Euro-zone finance ministers met in Brussels Friday, ahead of a European Union summit on Sunday, to grapple with the disagreements that are holding up the promised "comprehensive package" to tame the crisis. Those include rifts between the most important players—Germany, France and the European Central Bank—over how to beef up the euro zone's bailout fund and how deeply to restructure Greece's crushing debts.
Even if leaders do enough to avoid a financial meltdown, resolving the deeper causes of the debt crisis—which include economic disparities that Europe hasn't figured out how to redress within the euro framework—is likely to take years, analysts and officials warn.
"Europe is staring at a lost decade," says Simon Tilford, chief economist at the Center for European Reform, a London think tank. Years of economic stagnation with persistent fears of sovereign and banking-sector defaults "will have a considerable impact on the broader international economy," he says.
Behind current policy divisions lie profound political and institutional constraints that limit what Europe can do to stop a collapse of confidence in its single-currency zone that is threatening to undermine fragile economic growth worldwide.
Markets and policy makers agree that a grand plan is needed. But a number of factors are restricting the euro zone to small steps: the limits of solidarity between the 17 nation-states that make up the euro zone, the cautious culture of the bloc's central bank, the reluctance of national governments to overhaul their economies except under duress, and a lack of financial elbow room even in Europe's core economies such as France.
Despite high expectations that a solution will result from Sunday's summit, European leaders are already dampening hopes and saying that a second summit on Wednesday will be required, WSJ Brussel bureau chief Steven Fidler reports on Markets Hub. Photo: Reuters.
"We are not really showing a properly functioning leadership," Luxembourg's Prime Minister Jean-Claude Juncker said on arriving in Brussels for Friday's negotiations.

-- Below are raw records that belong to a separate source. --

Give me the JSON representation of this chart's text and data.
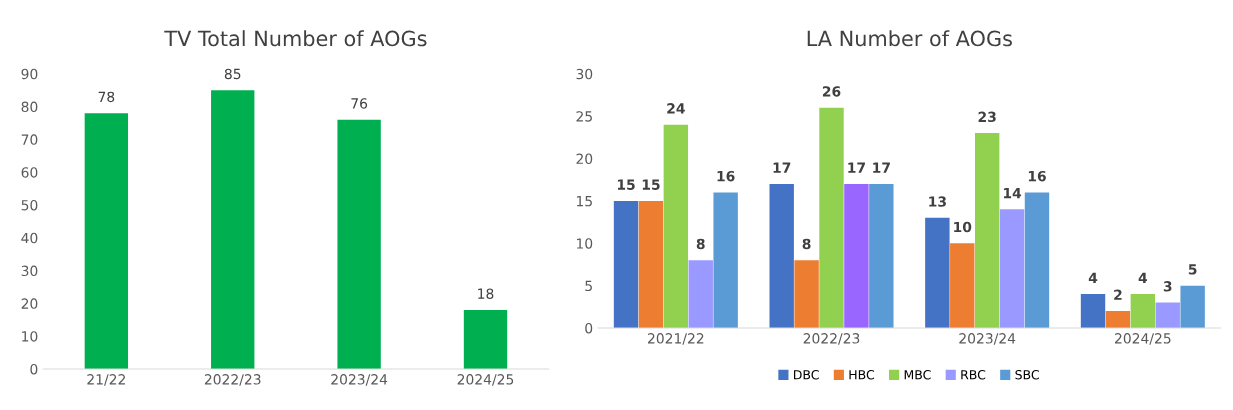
{
  "chart_data": [
    {
      "type": "bar",
      "title": "TV Total Number of AOGs",
      "categories": [
        "21/22",
        "2022/23",
        "2023/24",
        "2024/25"
      ],
      "values": [
        78,
        85,
        76,
        18
      ],
      "color": "#00b050",
      "ylim": [
        0,
        90
      ],
      "yticks": [
        0,
        10,
        20,
        30,
        40,
        50,
        60,
        70,
        80,
        90
      ],
      "data_labels": true,
      "grid": false,
      "legend": false
    },
    {
      "type": "bar",
      "title": "LA Number of AOGs",
      "categories": [
        "2021/22",
        "2022/23",
        "2023/24",
        "2024/25"
      ],
      "series": [
        {
          "name": "DBC",
          "color": "#4472c4",
          "values": [
            15,
            17,
            13,
            4
          ]
        },
        {
          "name": "HBC",
          "color": "#ed7d31",
          "values": [
            15,
            8,
            10,
            2
          ]
        },
        {
          "name": "MBC",
          "color": "#92d050",
          "values": [
            24,
            26,
            23,
            4
          ]
        },
        {
          "name": "RBC",
          "color": "#9999ff",
          "colors": [
            "#9999ff",
            "#9966ff",
            "#9999ff",
            "#9999ff"
          ],
          "values": [
            8,
            17,
            14,
            3
          ]
        },
        {
          "name": "SBC",
          "color": "#5b9bd5",
          "values": [
            16,
            17,
            16,
            5
          ]
        }
      ],
      "ylim": [
        0,
        30
      ],
      "yticks": [
        0,
        5,
        10,
        15,
        20,
        25,
        30
      ],
      "data_labels": true,
      "grid": false,
      "legend": "bottom"
    }
  ]
}
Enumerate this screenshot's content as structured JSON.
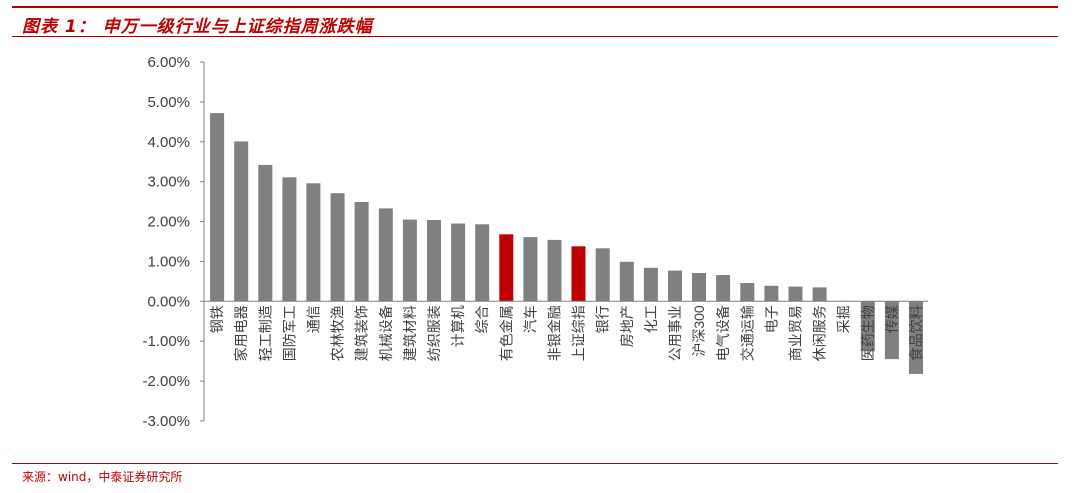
{
  "header": {
    "title": "图表 1： 申万一级行业与上证综指周涨跌幅"
  },
  "footer": {
    "source": "来源：wind，中泰证券研究所"
  },
  "colors": {
    "bar": "#808080",
    "highlight": "#c00000",
    "axis": "#808080",
    "tick_text": "#404040"
  },
  "chart_data": {
    "type": "bar",
    "title": "",
    "xlabel": "",
    "ylabel": "",
    "ylim": [
      -3.0,
      6.0
    ],
    "yticks": [
      6.0,
      5.0,
      4.0,
      3.0,
      2.0,
      1.0,
      0.0,
      -1.0,
      -2.0,
      -3.0
    ],
    "ytick_labels": [
      "6.00%",
      "5.00%",
      "4.00%",
      "3.00%",
      "2.00%",
      "1.00%",
      "0.00%",
      "-1.00%",
      "-2.00%",
      "-3.00%"
    ],
    "unit": "%",
    "grid": false,
    "categories": [
      "钢铁",
      "家用电器",
      "轻工制造",
      "国防军工",
      "通信",
      "农林牧渔",
      "建筑装饰",
      "机械设备",
      "建筑材料",
      "纺织服装",
      "计算机",
      "综合",
      "有色金属",
      "汽车",
      "非银金融",
      "上证综指",
      "银行",
      "房地产",
      "化工",
      "公用事业",
      "沪深300",
      "电气设备",
      "交通运输",
      "电子",
      "商业贸易",
      "休闲服务",
      "采掘",
      "医药生物",
      "传媒",
      "食品饮料"
    ],
    "values": [
      4.72,
      4.01,
      3.42,
      3.11,
      2.96,
      2.71,
      2.49,
      2.33,
      2.05,
      2.04,
      1.95,
      1.93,
      1.68,
      1.61,
      1.54,
      1.38,
      1.33,
      0.99,
      0.84,
      0.77,
      0.71,
      0.66,
      0.46,
      0.39,
      0.37,
      0.35,
      0.01,
      -1.25,
      -1.45,
      -1.82
    ],
    "highlight": [
      "有色金属",
      "上证综指"
    ]
  }
}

Europe's divisions over its crisis response are sending out "disastrous" signals to markets, he said.
Renewed hopes that euro-zone leaders would make progress this weekend lifted financial markets on Friday. On Thursday, German Chancellor Angela Merkel and French President Nicolas Sarkozy spooked markets by admitting they won't be able to agree on anti-crisis measures by Sunday and will need a second summit, planned for next Wednesday.
People familiar with the negotiations said Germany and France remain so far apart on key issues that Ms. Merkel couldn't get a green light to sign a deal from her increasingly assertive parliamentarians.
France is pressing for euro-zone governments to turn their joint bailout fund into a bank that can borrow money from the ECB, greatly amplifying its firepower, a step that the ECB and Germany reject.
Germany is insisting that Greece's private-sector bondholders take a big hit to reduce Greece's debt to a more sustainable level, a proposal that France and the ECB are resisting for fear that it could accelerate bond investors' flight from Southern Europe.